We experience the Doppler effect constantly. Tracking the speed of cars with radar and locating satellites in the sky is all about how waves change frequency when a source, such as a radar signal and a detector, are in motion relative to each other. Traditional radar systems, however, hit a roadblock when attempting to detect objects moving at right angles to radar signals.
In the case of a radar system that doesn’t just rely on linear waves but uses spiraling electromagnetic waves with orbital angular momentum (OAM), unique “vortex” waves feature a helical twist, introducing a signature rotational Doppler effect when they encounter a spinning object. Researchers from the University of Shanghai for Science and Technology (USST) harnessed terahertz (THz) waves by developing an integrated THz vortex beam emitter. The results are published in Advanced Photonics. The research is the first demonstration of an integrated THz vortex beam emitter specifically designed to detect rotating targets.
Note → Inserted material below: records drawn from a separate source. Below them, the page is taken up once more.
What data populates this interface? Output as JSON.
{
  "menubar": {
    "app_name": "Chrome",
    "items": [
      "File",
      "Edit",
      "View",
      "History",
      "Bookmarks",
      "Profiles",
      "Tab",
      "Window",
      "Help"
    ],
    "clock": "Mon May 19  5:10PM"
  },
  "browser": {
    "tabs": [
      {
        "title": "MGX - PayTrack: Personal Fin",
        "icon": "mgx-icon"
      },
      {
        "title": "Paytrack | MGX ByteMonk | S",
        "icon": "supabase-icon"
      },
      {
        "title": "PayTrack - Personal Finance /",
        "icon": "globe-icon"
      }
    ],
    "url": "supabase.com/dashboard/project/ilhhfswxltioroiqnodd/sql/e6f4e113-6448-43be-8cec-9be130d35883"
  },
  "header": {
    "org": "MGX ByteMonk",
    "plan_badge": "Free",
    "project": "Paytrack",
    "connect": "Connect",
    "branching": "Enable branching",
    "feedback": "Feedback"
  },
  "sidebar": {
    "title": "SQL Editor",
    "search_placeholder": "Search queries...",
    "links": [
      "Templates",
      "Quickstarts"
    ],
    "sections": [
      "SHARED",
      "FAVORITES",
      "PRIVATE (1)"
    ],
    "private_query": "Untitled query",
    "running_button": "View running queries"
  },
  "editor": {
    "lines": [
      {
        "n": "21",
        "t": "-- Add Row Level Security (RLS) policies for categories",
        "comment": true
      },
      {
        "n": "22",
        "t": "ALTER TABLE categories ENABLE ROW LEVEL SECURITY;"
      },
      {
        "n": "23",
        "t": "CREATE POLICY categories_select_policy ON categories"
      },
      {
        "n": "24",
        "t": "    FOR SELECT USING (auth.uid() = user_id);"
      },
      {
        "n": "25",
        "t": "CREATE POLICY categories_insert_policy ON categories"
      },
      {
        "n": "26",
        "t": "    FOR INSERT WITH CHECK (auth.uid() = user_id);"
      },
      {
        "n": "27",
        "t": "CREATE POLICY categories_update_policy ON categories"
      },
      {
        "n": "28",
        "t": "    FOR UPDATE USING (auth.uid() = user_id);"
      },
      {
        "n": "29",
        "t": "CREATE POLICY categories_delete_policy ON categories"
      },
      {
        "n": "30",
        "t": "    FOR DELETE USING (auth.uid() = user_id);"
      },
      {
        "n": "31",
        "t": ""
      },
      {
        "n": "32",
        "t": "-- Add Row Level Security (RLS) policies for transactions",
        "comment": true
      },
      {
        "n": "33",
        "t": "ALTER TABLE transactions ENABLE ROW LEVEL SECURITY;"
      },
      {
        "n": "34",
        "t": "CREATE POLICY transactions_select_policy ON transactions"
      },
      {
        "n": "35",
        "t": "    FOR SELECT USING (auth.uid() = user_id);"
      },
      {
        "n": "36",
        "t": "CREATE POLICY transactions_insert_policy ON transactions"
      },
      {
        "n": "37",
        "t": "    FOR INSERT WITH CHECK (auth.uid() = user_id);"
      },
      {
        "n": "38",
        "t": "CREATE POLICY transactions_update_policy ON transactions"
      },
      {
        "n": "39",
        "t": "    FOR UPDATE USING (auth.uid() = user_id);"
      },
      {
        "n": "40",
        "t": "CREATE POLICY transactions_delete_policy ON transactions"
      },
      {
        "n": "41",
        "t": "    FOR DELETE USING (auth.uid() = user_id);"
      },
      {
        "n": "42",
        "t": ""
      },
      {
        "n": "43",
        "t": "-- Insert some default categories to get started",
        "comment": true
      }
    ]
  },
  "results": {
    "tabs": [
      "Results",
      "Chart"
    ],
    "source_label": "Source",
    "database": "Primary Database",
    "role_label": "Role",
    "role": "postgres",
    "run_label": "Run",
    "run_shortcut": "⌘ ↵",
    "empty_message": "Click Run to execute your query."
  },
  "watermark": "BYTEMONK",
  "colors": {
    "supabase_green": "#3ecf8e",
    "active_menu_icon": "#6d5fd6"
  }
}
THz waves are suited for high-resolution radar imaging. In terms of frequency, they are located between microwaves and infrared waves and can penetrate various materials with a minimal risk of damage. Although THz waves show great promise, their challenges include low efficiency and instability.
The research team combined an integrated THz emitter and vortex beams with positive and negative charges. By manipulating the frequency of these vortex beams, they generate radar signals that accurately measure the speed of a rotating object. This offers a way to pinpoint an object’s rotational speed with remarkable precision, with a maximum margin of error of approximately 2 percent.
The innovative radar technology approach opens up exciting possibilities for a wide range of applications. It could also usher in new countermeasure systems for tactical military defense. Importantly, it’s cost-effective and scalable.